All public companies should have a CEO succession plan. Those that are unprepared for a CEO’s departure — whether planned, such as a pending retirement, or unexpected, such as circumstances necessitating an immediate dismissal — often see performance decline and investor confidence plummet, along with the company’s stock prices.
According to the Center for Board Leadership, only about half of corporations (both public and private) have CEO succession plans in place. But planning for a smooth leadership transition is critical to a company’s long-term health.
Here are two ways to ensure a successful succession plan:
- Look within. Despite a recent trend toward hiring successor CEOs from outside a company, internal CEO successions generally are more likely to succeed.

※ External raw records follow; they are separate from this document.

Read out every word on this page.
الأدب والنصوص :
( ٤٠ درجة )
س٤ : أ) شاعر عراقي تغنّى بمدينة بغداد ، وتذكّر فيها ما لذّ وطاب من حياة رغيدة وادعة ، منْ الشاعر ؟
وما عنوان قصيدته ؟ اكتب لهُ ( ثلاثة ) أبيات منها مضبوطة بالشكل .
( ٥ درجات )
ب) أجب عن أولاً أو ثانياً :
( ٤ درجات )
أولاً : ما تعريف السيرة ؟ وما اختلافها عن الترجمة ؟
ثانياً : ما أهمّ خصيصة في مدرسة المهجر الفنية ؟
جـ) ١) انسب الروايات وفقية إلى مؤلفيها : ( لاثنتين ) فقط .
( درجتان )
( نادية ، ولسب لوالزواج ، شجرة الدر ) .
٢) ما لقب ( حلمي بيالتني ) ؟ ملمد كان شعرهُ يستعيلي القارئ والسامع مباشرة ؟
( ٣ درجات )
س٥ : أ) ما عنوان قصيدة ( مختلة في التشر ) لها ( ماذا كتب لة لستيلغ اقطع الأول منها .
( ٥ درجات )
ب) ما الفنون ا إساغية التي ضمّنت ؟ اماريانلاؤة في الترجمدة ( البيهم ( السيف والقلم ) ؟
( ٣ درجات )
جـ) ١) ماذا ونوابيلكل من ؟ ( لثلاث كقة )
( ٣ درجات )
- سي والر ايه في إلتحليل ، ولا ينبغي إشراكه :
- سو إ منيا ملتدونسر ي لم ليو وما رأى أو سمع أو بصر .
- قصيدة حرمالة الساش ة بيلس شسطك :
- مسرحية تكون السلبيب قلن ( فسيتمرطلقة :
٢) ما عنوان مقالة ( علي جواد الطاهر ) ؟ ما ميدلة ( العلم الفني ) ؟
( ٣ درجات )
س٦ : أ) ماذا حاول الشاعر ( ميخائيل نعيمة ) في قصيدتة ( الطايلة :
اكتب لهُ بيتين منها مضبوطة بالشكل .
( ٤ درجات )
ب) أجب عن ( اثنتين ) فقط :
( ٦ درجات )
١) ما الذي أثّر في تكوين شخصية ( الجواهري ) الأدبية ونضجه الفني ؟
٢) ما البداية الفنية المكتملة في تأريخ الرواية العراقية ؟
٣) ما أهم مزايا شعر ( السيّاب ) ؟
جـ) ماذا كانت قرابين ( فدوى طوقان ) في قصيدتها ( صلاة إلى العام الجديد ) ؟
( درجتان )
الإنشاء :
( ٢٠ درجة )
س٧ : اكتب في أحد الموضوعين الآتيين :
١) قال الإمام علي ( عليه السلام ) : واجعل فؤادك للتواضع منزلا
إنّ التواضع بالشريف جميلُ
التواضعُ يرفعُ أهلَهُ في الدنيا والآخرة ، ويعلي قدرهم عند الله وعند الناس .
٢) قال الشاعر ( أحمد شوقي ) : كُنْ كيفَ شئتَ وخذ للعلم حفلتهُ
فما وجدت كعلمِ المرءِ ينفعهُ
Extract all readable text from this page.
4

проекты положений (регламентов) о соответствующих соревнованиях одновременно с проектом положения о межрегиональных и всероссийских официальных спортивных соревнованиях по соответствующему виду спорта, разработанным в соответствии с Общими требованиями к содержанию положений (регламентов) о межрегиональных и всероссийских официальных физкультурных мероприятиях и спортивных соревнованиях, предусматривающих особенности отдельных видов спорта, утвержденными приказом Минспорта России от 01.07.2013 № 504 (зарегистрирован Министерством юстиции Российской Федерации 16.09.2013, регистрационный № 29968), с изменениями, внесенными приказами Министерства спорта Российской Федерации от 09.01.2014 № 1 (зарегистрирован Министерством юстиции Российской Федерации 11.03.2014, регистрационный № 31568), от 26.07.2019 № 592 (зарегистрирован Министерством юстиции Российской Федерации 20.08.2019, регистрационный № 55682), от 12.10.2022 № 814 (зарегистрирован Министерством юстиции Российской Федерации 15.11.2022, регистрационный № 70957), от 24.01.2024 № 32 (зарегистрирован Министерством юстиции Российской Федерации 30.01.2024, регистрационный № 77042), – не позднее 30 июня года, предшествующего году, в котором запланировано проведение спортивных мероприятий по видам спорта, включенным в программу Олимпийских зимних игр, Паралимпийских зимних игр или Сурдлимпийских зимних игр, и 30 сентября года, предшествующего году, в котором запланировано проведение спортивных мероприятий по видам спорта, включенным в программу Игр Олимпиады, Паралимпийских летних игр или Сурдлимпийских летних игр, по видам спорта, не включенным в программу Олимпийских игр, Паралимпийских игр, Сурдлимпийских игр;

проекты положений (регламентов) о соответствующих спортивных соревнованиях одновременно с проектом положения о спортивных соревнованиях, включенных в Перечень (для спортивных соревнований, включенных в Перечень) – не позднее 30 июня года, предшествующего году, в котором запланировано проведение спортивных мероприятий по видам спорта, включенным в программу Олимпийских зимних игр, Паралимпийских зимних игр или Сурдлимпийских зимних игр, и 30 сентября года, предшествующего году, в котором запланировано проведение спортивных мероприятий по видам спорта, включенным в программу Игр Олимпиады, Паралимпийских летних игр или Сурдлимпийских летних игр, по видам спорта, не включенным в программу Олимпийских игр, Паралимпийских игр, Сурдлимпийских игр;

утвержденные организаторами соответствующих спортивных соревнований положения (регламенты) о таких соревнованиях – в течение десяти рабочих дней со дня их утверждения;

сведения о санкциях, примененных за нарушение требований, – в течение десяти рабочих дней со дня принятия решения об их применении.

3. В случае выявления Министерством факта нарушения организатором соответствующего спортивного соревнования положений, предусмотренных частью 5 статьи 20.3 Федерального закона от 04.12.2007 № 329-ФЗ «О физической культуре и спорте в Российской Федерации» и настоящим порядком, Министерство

In a study published in 2011, global consulting firm A.T. Kearney, in partnership with the Kelley School of Business at Indiana University, examined leadership at the most successful nonfinancial S&P 500 companies during a 20-year period. According to the authors, “The overwhelming evidence is that, overall, internal CEO successors are better for a company’s sustained performance and for superior long-term shareholder returns.”
- Develop a leadership program. The best internal succession plans are tied to a robust management leadership program that develops multiple internal candidates. The program should be a joint effort of human resources, the current CEO and the board. Although current CEOs know the company’s culture and the internal candidates better than anyone, they’re likely to target candidates who are similar to themselves. Board input is necessary to ensure that the successor is the right person to implement the company’s strategic initiatives going forward.